I kept my trap shut, thinking “less is more.”

IT’S DONE!

IT’S REALLY DONE!

And an interesting sidebar, NSP had its crew there to monitor its interests (Verified Complaint for Declaratory Judgment, and what a delightful Complaint it is!), and I learned that my arch-nemesis Mike Krikava is a horn player, has a big band of reknown, Nova Contemporary Jazz Orchestra (not Les Brown, perhaps Minnesota’s Toshiko Akiyoshi??), and even played with Ed Berger.  Mike brought it up, wondering how I knew the “real outside” Ed, but folks, it’s a small, small world… who knew?!?

krikiva

And that after he ruins his reputation with his “heart-shaped” dot in his signature as noted by at least two of my GWT client’s cohorts:

Kinda skews my view, though the blustery honking of Bari fits him well.  It’s sort of like Mark Dayton being a shep nut — I will have higher expectations — we shall see… but if Krikava were a trumpet player, well, that’d be another matter entirely.

In the Rochester Post Bulletin tonight:

PUC commissioner:  It’s time to pull the plug on New Era project

ST. PAUL — After nearly five years in the permitting process, the Minnesota Public Utilities Commission might have finally pulled the plug on the controversial New Era wind project.

After lengthy discussion during Thursday’s PUC hearing — including a few testy exchanges between commissioners and New Era attorney Todd Guerrero — the PUC unanimously approved five motions that will make it difficult, if not impossible, for the project to move forward in its current form.

“I think this is definitely a David and Goliath story,” said rural Goodhue farmer Ann Buck, one of the project’s critics, who have spent six figures battling the project over health, environmental and aesthetic concerns. “But I don’t think it was one rock that got the giant. It was many over the last four, five years.”

“The project’s finished, and it has been for awhile,” said Marie McNamara, of Goodhue Wind Truth. “They didn’t extend the in-service date, and the rest is just housecleaning.”

“At the end of the day, your decision will be reviewed on the statute and the rules.”

And in the STrib:

The eagles in Goodhue County may not know it, but they won a victory Thursday. The Minnesota Public Utilities Commission pulled the plug on a controversial wind energy project that was stalled for years by a fierce and well-organized local opposition that successfully used its potential impact on eagles to help derail it.

Concerns about the eagles and other wildlife emerged late in the development process, well after the PUC had given the company legal authority and a permit to build. But it’s an example of how concerns about wildlife and other environmental siting issues have become a concern nationally. Once largely ignored, the impact on birds and bats, which die by the many thousands when they run into turbine blades, has now become a focus for both the industry and conservation groups nationally.

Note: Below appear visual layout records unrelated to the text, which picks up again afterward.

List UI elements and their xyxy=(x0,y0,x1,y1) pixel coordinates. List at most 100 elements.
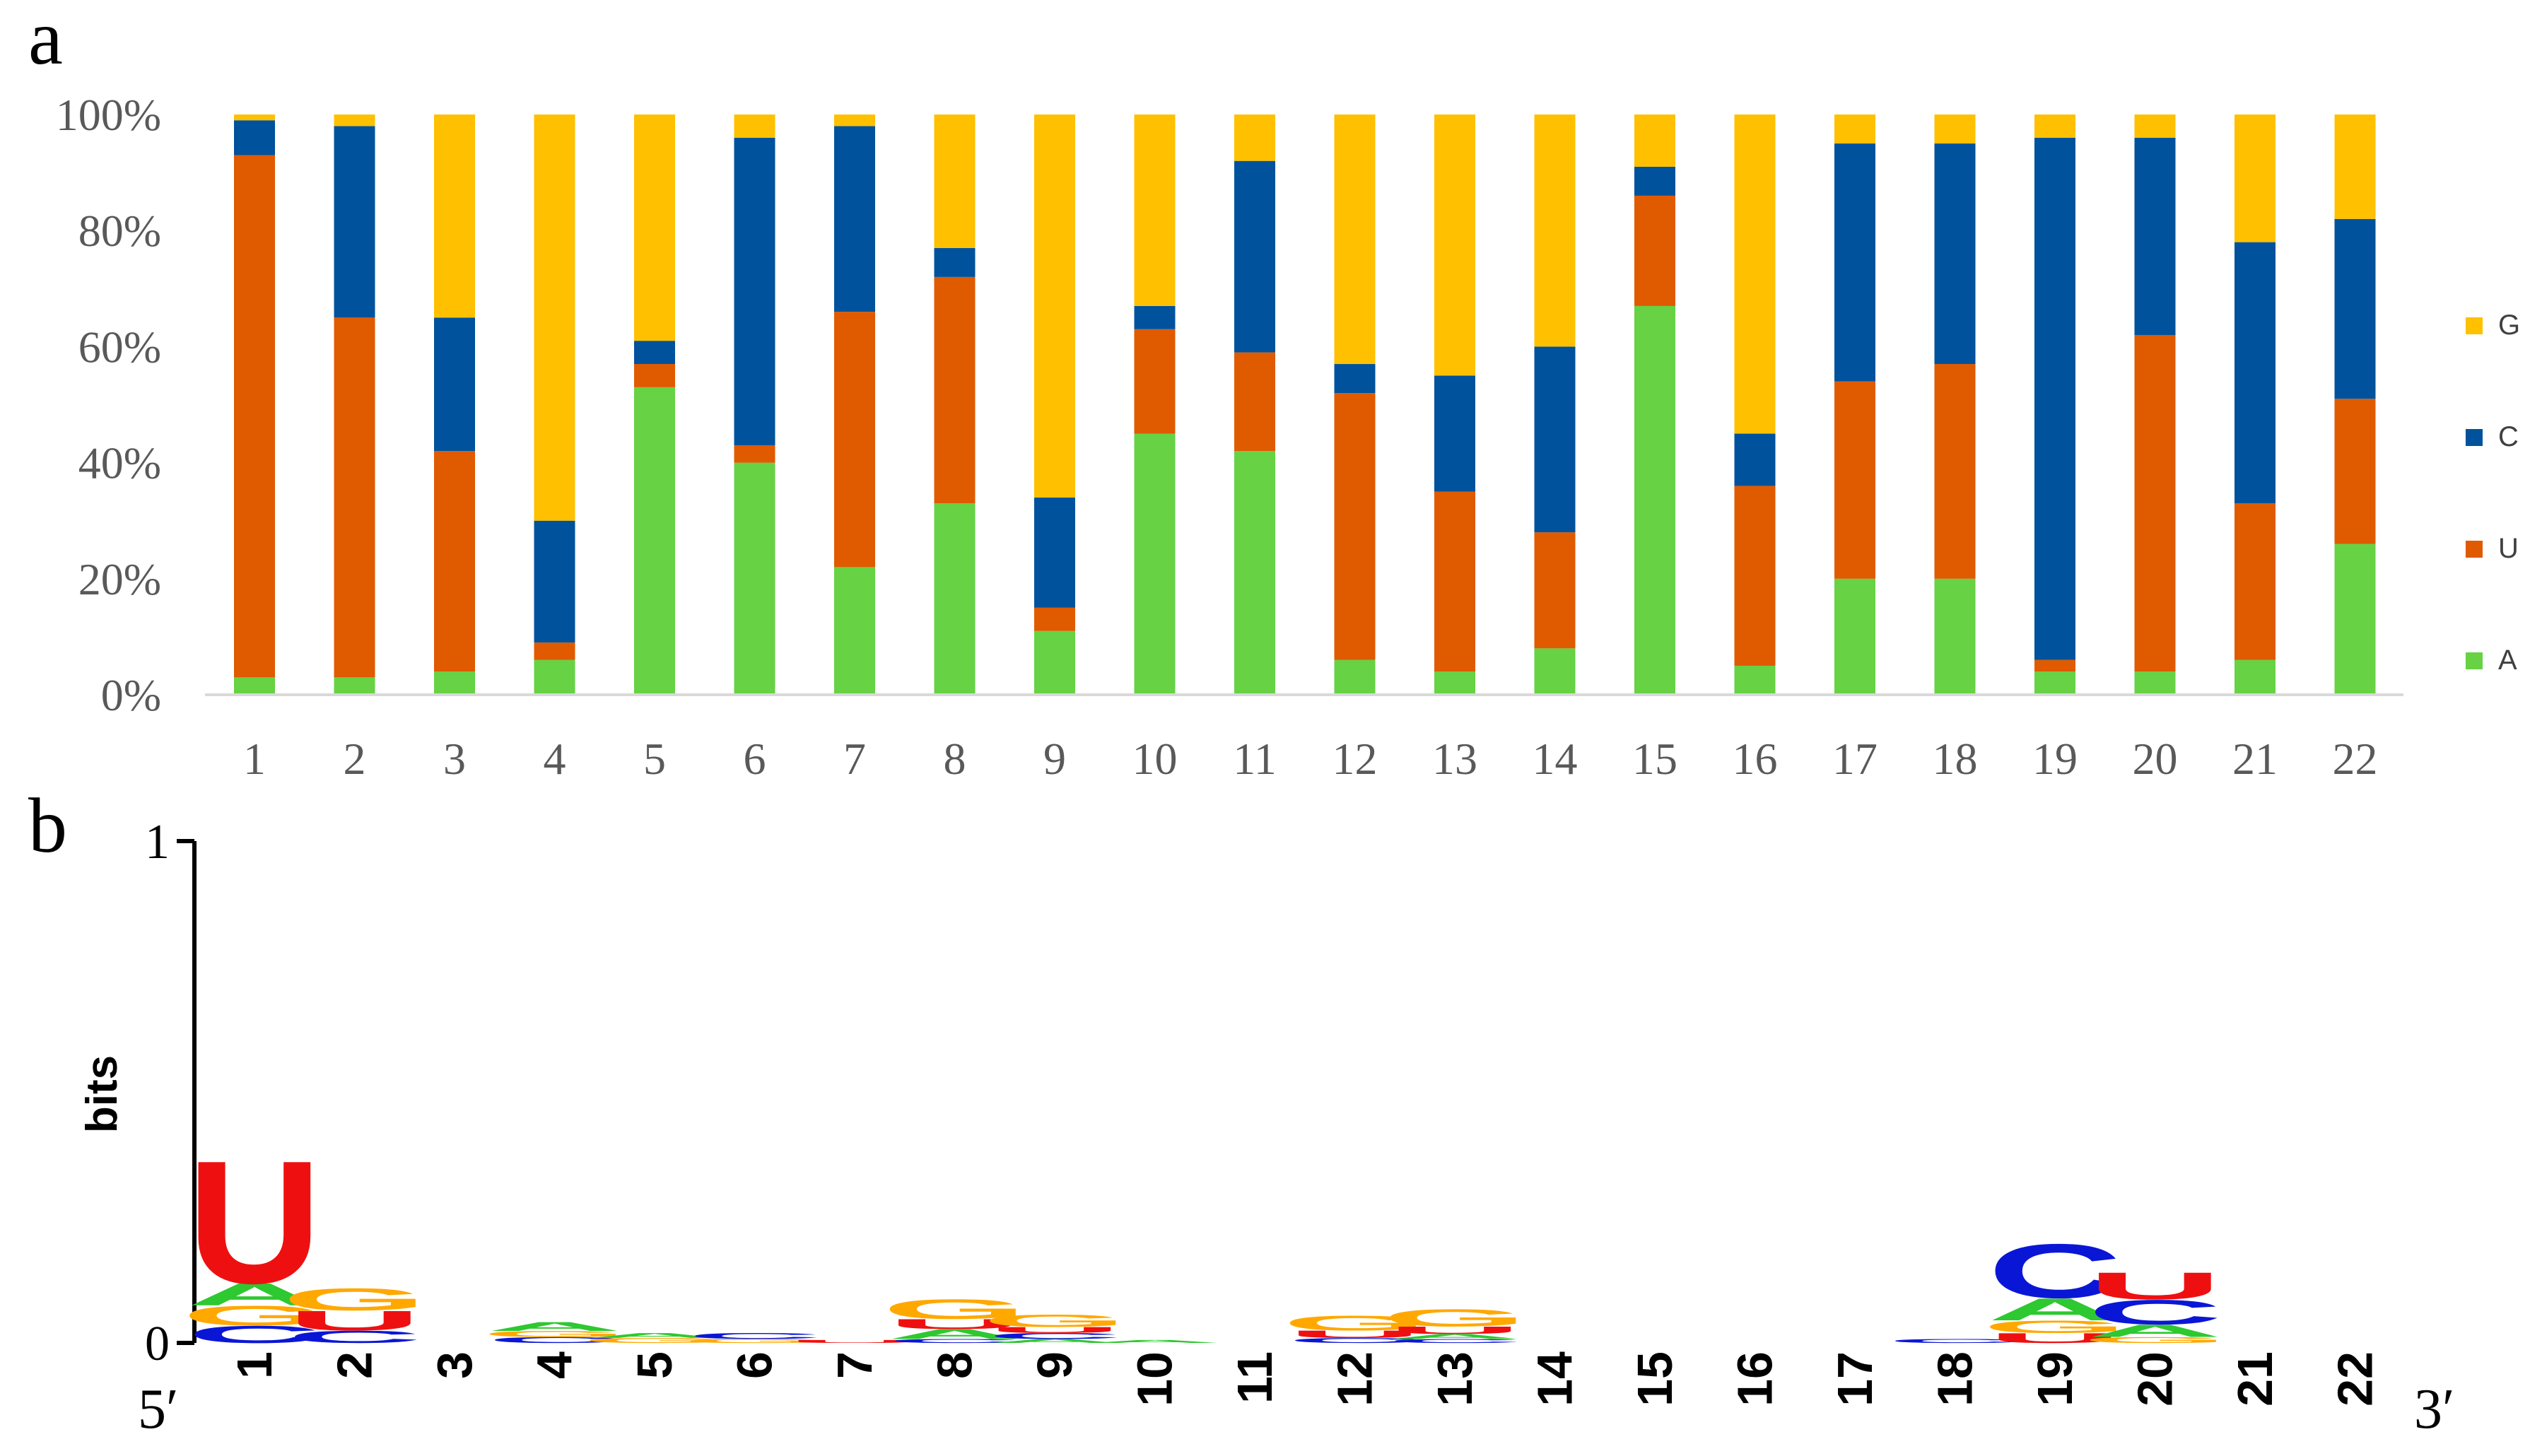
logo-letter-G-pos-9: G xyxy=(982,1311,1127,1331)
bar-segment-A-pos-19 xyxy=(2034,671,2075,695)
logo-position-labels: 1 2 3 4 5 6 7 8 9 10 11 12 13 14 15 16 17 18 19 20 21 22 xyxy=(227,1351,2383,1407)
logo-letter-A-pos-13: A xyxy=(1388,1332,1523,1340)
x-tick-label: 6 xyxy=(744,734,766,784)
bar-segment-U-pos-20 xyxy=(2134,334,2176,672)
logo-letter-A-pos-10: A xyxy=(1087,1339,1222,1344)
bar-segment-A-pos-4 xyxy=(534,659,575,695)
logo-letter-A-pos-5: A xyxy=(587,1332,722,1339)
logo-letter-A-pos-8: A xyxy=(887,1326,1022,1341)
logo-position-label: 12 xyxy=(1328,1351,1383,1407)
bar-segment-U-pos-8 xyxy=(934,276,976,504)
bar-segment-A-pos-9 xyxy=(1034,630,1075,695)
bar-segment-A-pos-16 xyxy=(1734,665,1776,695)
bar-segment-C-pos-16 xyxy=(1734,433,1776,486)
x-tick-label: 14 xyxy=(1533,734,1578,784)
x-tick-label: 5 xyxy=(643,734,666,784)
stacked-bars xyxy=(234,115,2376,695)
x-tick-label: 18 xyxy=(1933,734,1978,784)
logo-y-tick-labels: 01 xyxy=(145,815,170,1371)
logo-position-label: 9 xyxy=(1027,1351,1082,1379)
bar-segment-C-pos-14 xyxy=(1534,346,1576,533)
logo-position-label: 2 xyxy=(327,1351,382,1379)
bar-segment-A-pos-12 xyxy=(1334,659,1376,695)
logo-position-label: 20 xyxy=(2128,1351,2183,1407)
logo-letter-G-pos-8: G xyxy=(882,1293,1027,1325)
x-tick-label: 19 xyxy=(2032,734,2078,784)
bar-segment-U-pos-10 xyxy=(1134,329,1176,434)
logo-letter-G-pos-5: G xyxy=(582,1337,727,1344)
bar-segment-A-pos-17 xyxy=(1834,578,1875,695)
y-tick-label: 80% xyxy=(78,206,161,256)
x-tick-label: 7 xyxy=(843,734,866,784)
bar-segment-U-pos-6 xyxy=(734,445,775,463)
logo-letter-U-pos-19: U xyxy=(1988,1330,2123,1346)
x-tick-label: 4 xyxy=(544,734,566,784)
bar-segment-A-pos-15 xyxy=(1634,305,1675,695)
panel-b-label: b xyxy=(28,782,67,869)
bar-segment-A-pos-20 xyxy=(2134,671,2176,695)
legend: G C U A xyxy=(2466,310,2520,676)
logo-letter-C-pos-18: C xyxy=(1887,1338,2022,1344)
panel-a-stacked-bar-chart: a 0%20%40%60%80%100% 1 2 3 4 5 6 7 8 9 10 11 12 13 14… xyxy=(28,0,2520,784)
logo-letter-U-pos-20: U xyxy=(2087,1264,2222,1308)
bar-segment-G-pos-3 xyxy=(434,115,475,318)
x-tick-label: 8 xyxy=(944,734,966,784)
y-tick-label: 100% xyxy=(56,90,161,140)
bar-segment-C-pos-10 xyxy=(1134,305,1176,329)
bar-segment-G-pos-4 xyxy=(534,115,575,521)
bar-segment-U-pos-5 xyxy=(634,364,675,387)
bar-segment-U-pos-18 xyxy=(1934,364,1976,579)
logo-letter-C-pos-20: C xyxy=(2087,1293,2222,1332)
bar-segment-U-pos-11 xyxy=(1234,352,1275,452)
x-tick-label: 15 xyxy=(1632,734,1677,784)
legend-swatch-G xyxy=(2466,317,2483,334)
bar-segment-A-pos-18 xyxy=(1934,578,1976,695)
x-tick-labels: 1 2 3 4 5 6 7 8 9 10 11 12 13 14 15 16 17 18 19 20 21 22 xyxy=(243,734,2378,784)
logo-y-tick-label: 1 xyxy=(145,815,170,869)
bar-segment-G-pos-11 xyxy=(1234,115,1275,161)
logo-letter-A-pos-9: A xyxy=(988,1338,1123,1344)
bar-segment-A-pos-6 xyxy=(734,462,775,695)
legend-label-C: C xyxy=(2498,421,2519,452)
x-tick-label: 3 xyxy=(443,734,466,784)
bar-segment-U-pos-13 xyxy=(1434,491,1475,672)
bar-segment-C-pos-1 xyxy=(234,120,275,155)
bar-segment-A-pos-13 xyxy=(1434,671,1475,695)
bar-segment-G-pos-14 xyxy=(1534,115,1576,347)
logo-letter-G-pos-19: G xyxy=(1982,1317,2127,1337)
logo-position-label: 22 xyxy=(2328,1351,2383,1407)
bar-segment-C-pos-18 xyxy=(1934,143,1976,365)
logo-position-label: 19 xyxy=(2027,1351,2083,1407)
bar-segment-U-pos-3 xyxy=(434,451,475,672)
bar-segment-G-pos-21 xyxy=(2234,115,2276,242)
bar-segment-C-pos-11 xyxy=(1234,160,1275,353)
x-tick-label: 17 xyxy=(1832,734,1878,784)
x-tick-label: 10 xyxy=(1132,734,1178,784)
bar-segment-U-pos-22 xyxy=(2334,399,2376,544)
logo-position-label: 16 xyxy=(1728,1351,1783,1407)
bar-segment-C-pos-21 xyxy=(2234,242,2276,504)
bar-segment-G-pos-2 xyxy=(334,115,375,127)
bar-segment-G-pos-10 xyxy=(1134,115,1176,306)
bar-segment-C-pos-20 xyxy=(2134,137,2176,335)
bar-segment-G-pos-13 xyxy=(1434,115,1475,376)
x-tick-label: 2 xyxy=(344,734,366,784)
logo-letter-C-pos-19: C xyxy=(1988,1228,2123,1314)
y-axis-label-bits: bits xyxy=(78,1055,127,1133)
logo-letter-U-pos-1: U xyxy=(187,1125,322,1320)
logo-letter-C-pos-4: C xyxy=(487,1335,622,1344)
bar-segment-A-pos-8 xyxy=(934,503,976,695)
logo-position-label: 1 xyxy=(227,1351,282,1379)
bar-segment-A-pos-22 xyxy=(2334,544,2376,695)
bar-segment-C-pos-9 xyxy=(1034,497,1075,608)
logo-letter-G-pos-2: G xyxy=(282,1282,427,1317)
logo-letter-G-pos-12: G xyxy=(1282,1311,1427,1334)
bar-segment-G-pos-17 xyxy=(1834,115,1875,144)
bar-segment-A-pos-1 xyxy=(234,677,275,695)
bar-segment-A-pos-14 xyxy=(1534,648,1576,695)
bar-segment-A-pos-10 xyxy=(1134,433,1176,695)
logo-position-label: 3 xyxy=(427,1351,482,1379)
logo-position-label: 17 xyxy=(1827,1351,1882,1407)
x-tick-label: 12 xyxy=(1332,734,1378,784)
y-tick-labels: 0% 20% 40% 60% 80% 100% xyxy=(56,90,161,720)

The developer, New Era Wind Farm, could try to revive the $180 million project after resolving legal issues with Xcel Energy, its attorney said. But after years of delay caused in part by the wildlife issues, the PUC commissioners voted unanimously not to extend the company’s legal authority to build the 78 megawatt wind farm in Goodhue County.

“It doesn’t necessarily kill the project, but it doesn’t help,” said Todd Guerrero, the attorney representing New Era wind farm.